Al termine, intrattenendosi con il cronista, Feola è stato chiaro nelle sue impressioni e considerazioni esordendo così: «Non possiamo immaginare di mettere in sicurezza un territorio che poi si desertifica e perde la propria vitalità economica e sociale. Un territorio deve invece essere anche garanzia di sviluppo. Da osservatore devo dire che probabilmente molti anni fa – non mi riferisco a oggi – quando la sensibilità ambientale e l’attenzione alla sicurezza non erano quelle attuali, alcuni interventi edilizi non avrebbero dovuto essere consentiti. È evidente, anche all’occhio del cittadino comune, che si trattava di situazioni potenzialmente pericolose. Per molti anni, fortunatamente, non è accaduto nulla; poi purtroppo si è verificato l’evento del 2022. Tuttavia, per come è conformato il territorio, quel rischio era in qualche modo già presente. Oggi, anche alla luce della maggiore sensibilità ambientale e dell’attenzione alla sicurezza, dobbiamo porre rimedio. Dobbiamo farlo però senza pensare soltanto alla natura, ma considerando anche la dimensione antropica, cioè la presenza dell’uomo e le esigenze di sviluppo». Gli chiediamo come si può conciliare la necessità di evitare la desertificazione del territorio con quella di mettere in sicurezza luoghi colpiti ben due volte nel giro di cinque anni e Marcello Feola risponde senza esitazioni: «Attraverso un’idea di riassetto delle aree, del tessuto urbano e dell’impianto urbanistico che riesca a coniugare questi due obiettivi. Non è impossibile farlo: occorre avere idee chiare e linee guida solide, senza derogare ai principi fondamentali sotto la pressione di interessi particolari, mantenendo la rotta sui due obiettivi principali».
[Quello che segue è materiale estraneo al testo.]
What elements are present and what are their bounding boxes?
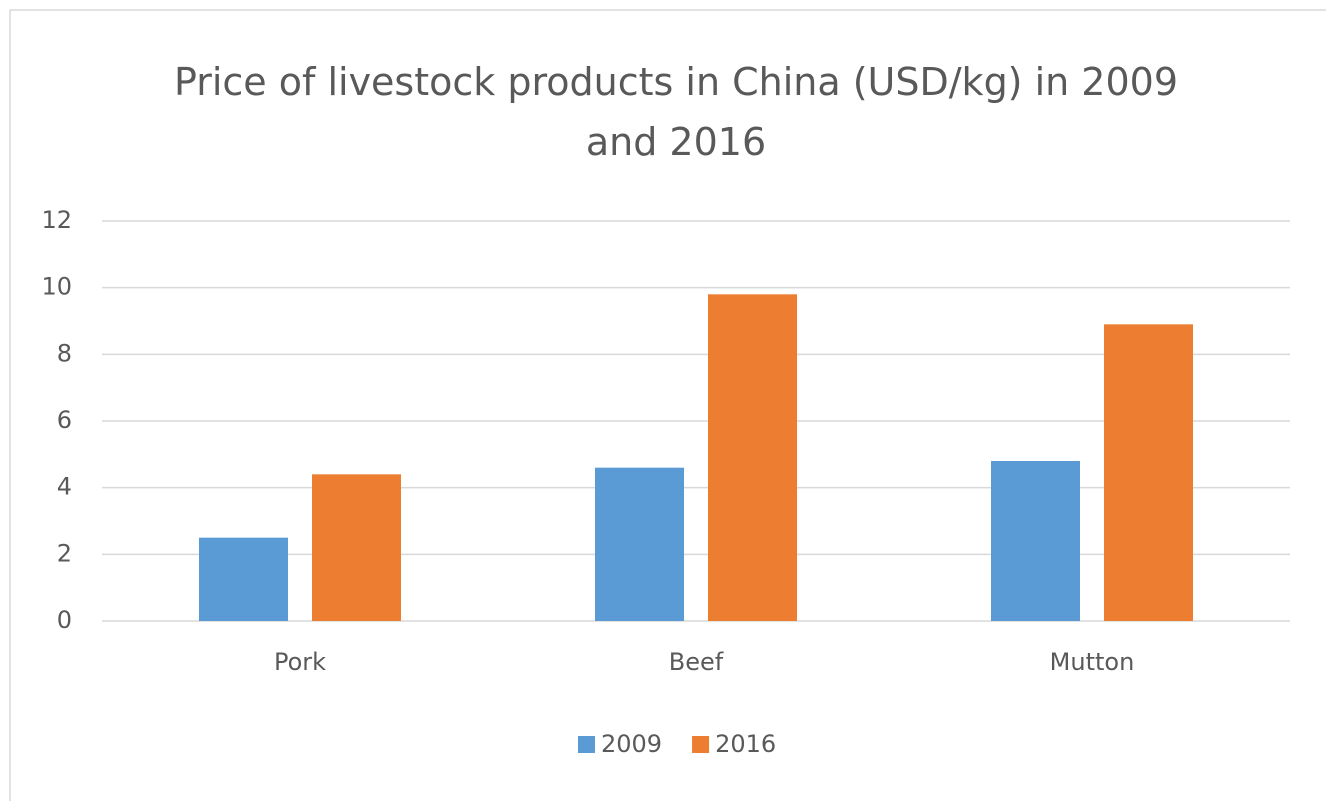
y-tick-label: 4 (57, 473, 72, 501)
chart-title: Price of livestock products in China (US… (173, 60, 1179, 164)
y-tick-label: 10 (41, 273, 72, 301)
legend-label: 2009 (601, 730, 662, 758)
bar (1104, 324, 1193, 621)
legend-swatch (692, 736, 710, 753)
chart-border (9, 9, 1326, 801)
legend-swatch (578, 736, 595, 753)
bar (199, 537, 288, 621)
x-tick-label: Pork (274, 648, 326, 676)
bar (595, 467, 684, 621)
y-tick-label: 8 (57, 339, 72, 367)
y-tick-label: 6 (57, 406, 72, 434)
x-tick-label: Mutton (1050, 648, 1135, 676)
x-tick-label: Beef (669, 648, 724, 676)
y-tick-label: 0 (57, 606, 72, 634)
legend-label: 2016 (715, 730, 776, 758)
bar (708, 294, 797, 621)
y-tick-label: 2 (57, 539, 72, 567)
bar (991, 461, 1080, 621)
bar (312, 474, 401, 621)
y-tick-label: 12 (41, 206, 72, 234)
Dal canto suo, così si è espresso a margine della visita nei luoghi ammalorati dalle calamità naturali il sindaco Giosi Ferrandino: «Non possiamo certamente continuare a fare turismo senza prima mettere in sicurezza il territorio, completare la ricostruzione e fare in modo che tutte le persone che sono ancora fuori casa possano tornare al più presto nelle proprie abitazioni, ritrovando così la normalità. Questa resta la nostra priorità. Oggi il commissario è venuto per la prima volta sui luoghi, partendo da Valle fino ad arrivare a Monte, per visitare sia le aree interessate dalla ricostruzione sia quelle legate agli interventi di messa in sicurezza, in particolare la zona da cui si è originata la frana che purtroppo ha causato 12 vittime. Ha potuto vedere i lavori attualmente in corso ma, soprattutto, rendersi conto di tutto ciò che resta ancora da fare. È infatti necessario verificare di persona queste situazioni, perché non è possibile comprenderle fino in fondo soltanto attraverso carte e grafici. Bisogna vedere direttamente i luoghi, percepire i pericoli ancora presenti e capire concretamente quali interventi siano ancora necessari, perché il lavoro da fare è ancora enorme».